Some force pulled me up and realism followed. They were hands. They removed Jonny from my grip and through tear-soaked eyes, I saw my mother’s silhouette. A hand like a clamp guided me toward the home and my legs quickly found their strength again. I was apologizing before I even entered the home.
We collapsed on the atrium floor. Mom comforted me, which made me aware how burdensome I was. I forced my mind to focus. The house was mostly empty, naturally. Pillaged.
“Are you hungry?” Mom asked, smiling for the first time since the fire. It was an obvious question. She stood and slipped off in the darkness. I couldn’t help but think the stress was affecting her as well. Certainly all the food had gone bad or been stolen already.
She returned with two cans in her hands, one of peaches and one of green beans.
“Where did you get those?”
“It’s my sister-in-law’s house. She was Dad’s sister,” Mom smiled, again. So, being in that family, she was very prepared for what had happened.
“What happened to her?”
Mom shook her head. “I don’t know.” She produced a can opener from her pocket. Peaches first, because they were the most tempting.

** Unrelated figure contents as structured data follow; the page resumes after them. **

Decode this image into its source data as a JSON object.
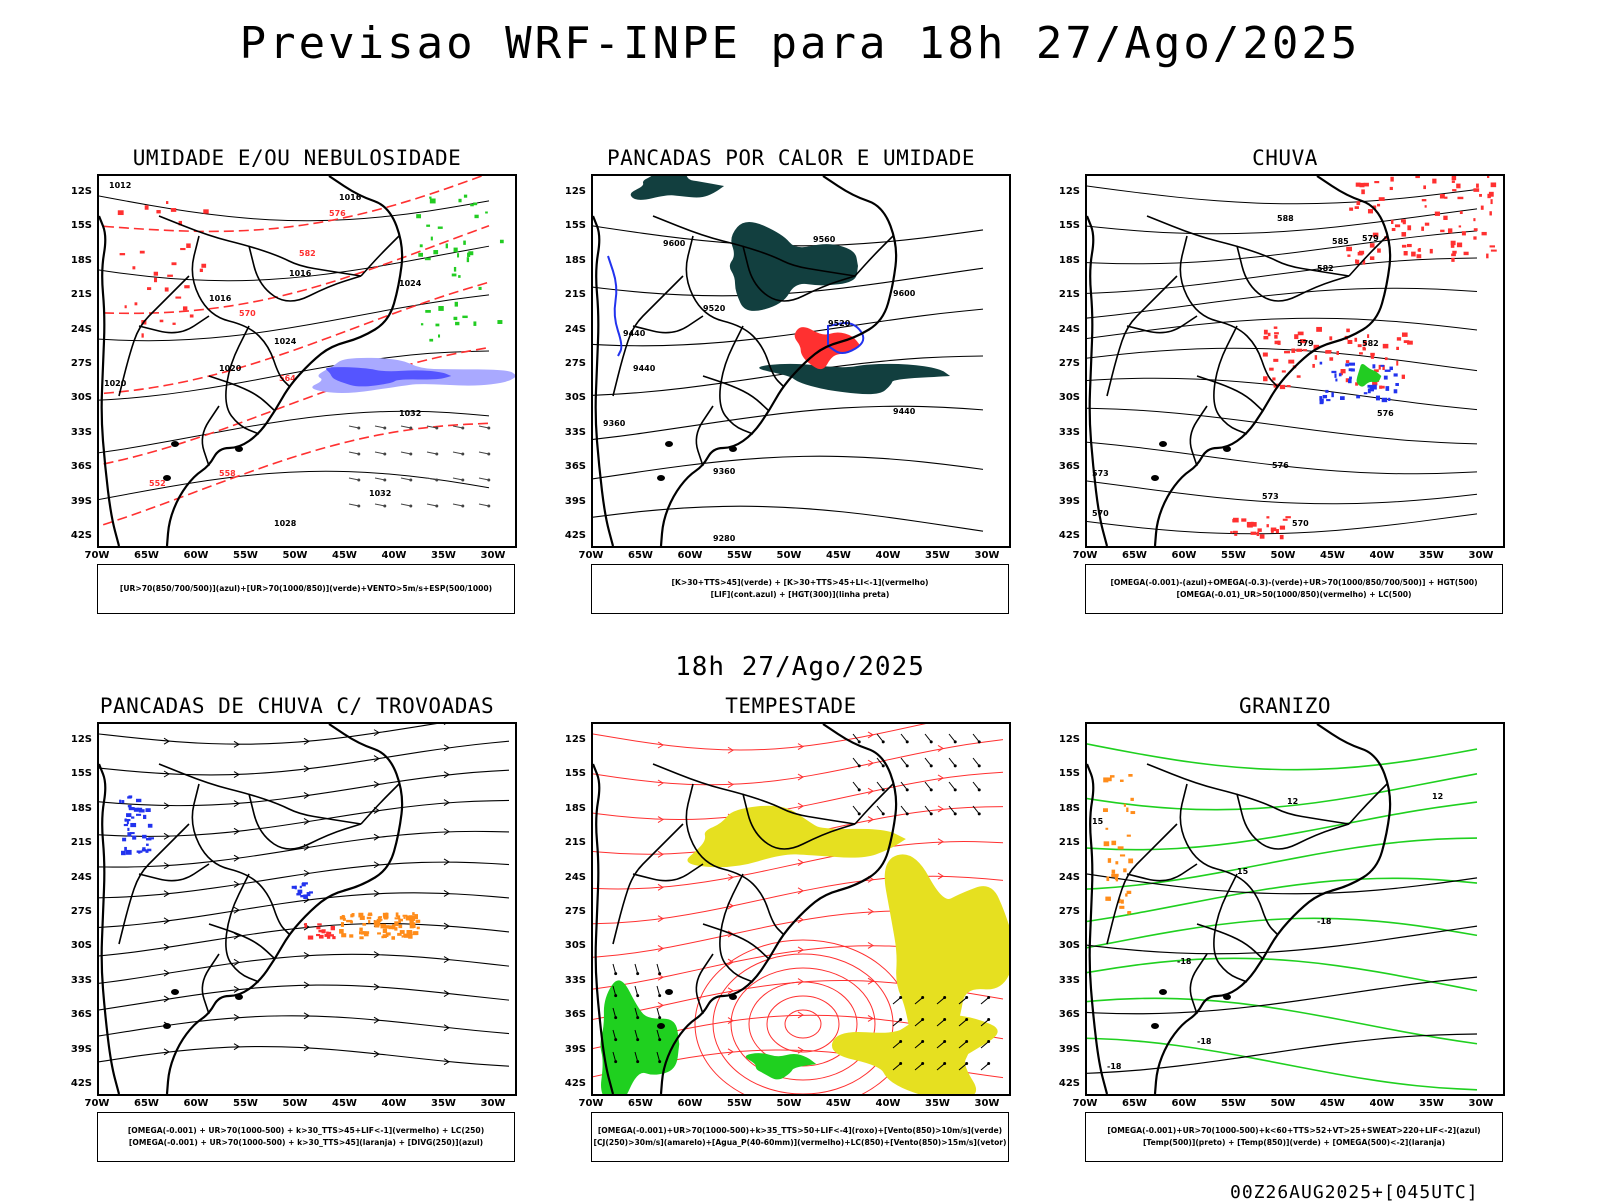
{
  "title": "Previsao WRF-INPE  para 18h 27/Ago/2025",
  "subtitle": "18h 27/Ago/2025",
  "footer": "00Z26AUG2025+[045UTC]",
  "axes": {
    "lat_labels": [
      "12S",
      "15S",
      "18S",
      "21S",
      "24S",
      "27S",
      "30S",
      "33S",
      "36S",
      "39S",
      "42S"
    ],
    "lon_labels": [
      "70W",
      "65W",
      "60W",
      "55W",
      "50W",
      "45W",
      "40W",
      "35W",
      "30W"
    ]
  },
  "colors": {
    "humidity_blue": "#a9a9ff",
    "humidity_green": "#22cc22",
    "red_contour": "#ff3030",
    "dark_teal": "#123f3f",
    "orange": "#ff8c1a",
    "yellow": "#e6e020",
    "storm_green": "#1fd01f"
  },
  "panels": [
    {
      "id": "umidade",
      "title": "UMIDADE E/OU NEBULOSIDADE",
      "legend": [
        "[UR>70(850/700/500)](azul)+[UR>70(1000/850)](verde)+VENTO>5m/s+ESP(500/1000)"
      ],
      "contour_labels": [
        "1012",
        "1016",
        "1016",
        "1016",
        "1020",
        "1024",
        "1028",
        "1032",
        "1032",
        "1024",
        "1020"
      ],
      "thickness_labels": [
        "576",
        "570",
        "564",
        "558",
        "552",
        "582"
      ]
    },
    {
      "id": "pancadas-calor",
      "title": "PANCADAS POR CALOR E UMIDADE",
      "legend": [
        "[K>30+TTS>45](verde) + [K>30+TTS>45+LI<-1](vermelho)",
        "[LIF](cont.azul) + [HGT(300)](linha preta)"
      ],
      "contour_labels": [
        "9600",
        "9560",
        "9520",
        "9440",
        "9440",
        "9520",
        "9600",
        "9440",
        "9360",
        "9360",
        "9280"
      ]
    },
    {
      "id": "chuva",
      "title": "CHUVA",
      "legend": [
        "[OMEGA(-0.001)-(azul)+OMEGA(-0.3)-(verde)+UR>70(1000/850/700/500)] + HGT(500)",
        "[OMEGA(-0.01)_UR>50(1000/850)(vermelho) + LC(500)"
      ],
      "contour_labels": [
        "588",
        "585",
        "582",
        "579",
        "579",
        "576",
        "576",
        "573",
        "573",
        "570",
        "570",
        "582"
      ]
    },
    {
      "id": "trovoadas",
      "title": "PANCADAS DE CHUVA C/ TROVOADAS",
      "legend": [
        "[OMEGA(-0.001) + UR>70(1000-500) + k>30_TTS>45+LIF<-1](vermelho) + LC(250)",
        "[OMEGA(-0.001) + UR>70(1000-500) + k>30_TTS>45](laranja) + [DIVG(250)](azul)"
      ]
    },
    {
      "id": "tempestade",
      "title": "TEMPESTADE",
      "legend": [
        "[OMEGA(-0.001)+UR>70(1000-500)+k>35_TTS>50+LIF<-4](roxo)+[Vento(850)>10m/s](verde)",
        "[CJ(250)>30m/s](amarelo)+[Agua_P(40-60mm)](vermelho)+LC(850)+[Vento(850)>15m/s](vetor)"
      ]
    },
    {
      "id": "granizo",
      "title": "GRANIZO",
      "legend": [
        "[OMEGA(-0.001)+UR>70(1000-500)+k<60+TTS>52+VT>25+SWEAT>220+LIF<-2](azul)",
        "[Temp(500)](preto) + [Temp(850)](verde) + [OMEGA(500)<-2](laranja)"
      ],
      "contour_labels": [
        "-18",
        "-18",
        "-18",
        "-18",
        "12",
        "15",
        "15",
        "12"
      ]
    }
  ]
}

As we extricated the slippery devils out of the can, sweet juice running down our lips, I wondered how these pre-Invasion, subdivided people lived. It was such a foreign concept to me to live so freely. I could hardly believe it had truly been free- it seemed a fairy tale. Even before the Invasion, freedom was hardly in existence.
Mom mashed up some peaches for Jonny. She had only eaten a few. I encouraged her to eat more and offered some of my own. She said the sweetness didn’t sit well with her stomach and declined. But she didn’t eat many green beans either.
I stared at her face. Wrinkles were deep and had formed quickly. Her eyes displayed defeat and I couldn’t help but wonder what all she knew. What those gray eyes had witnessed.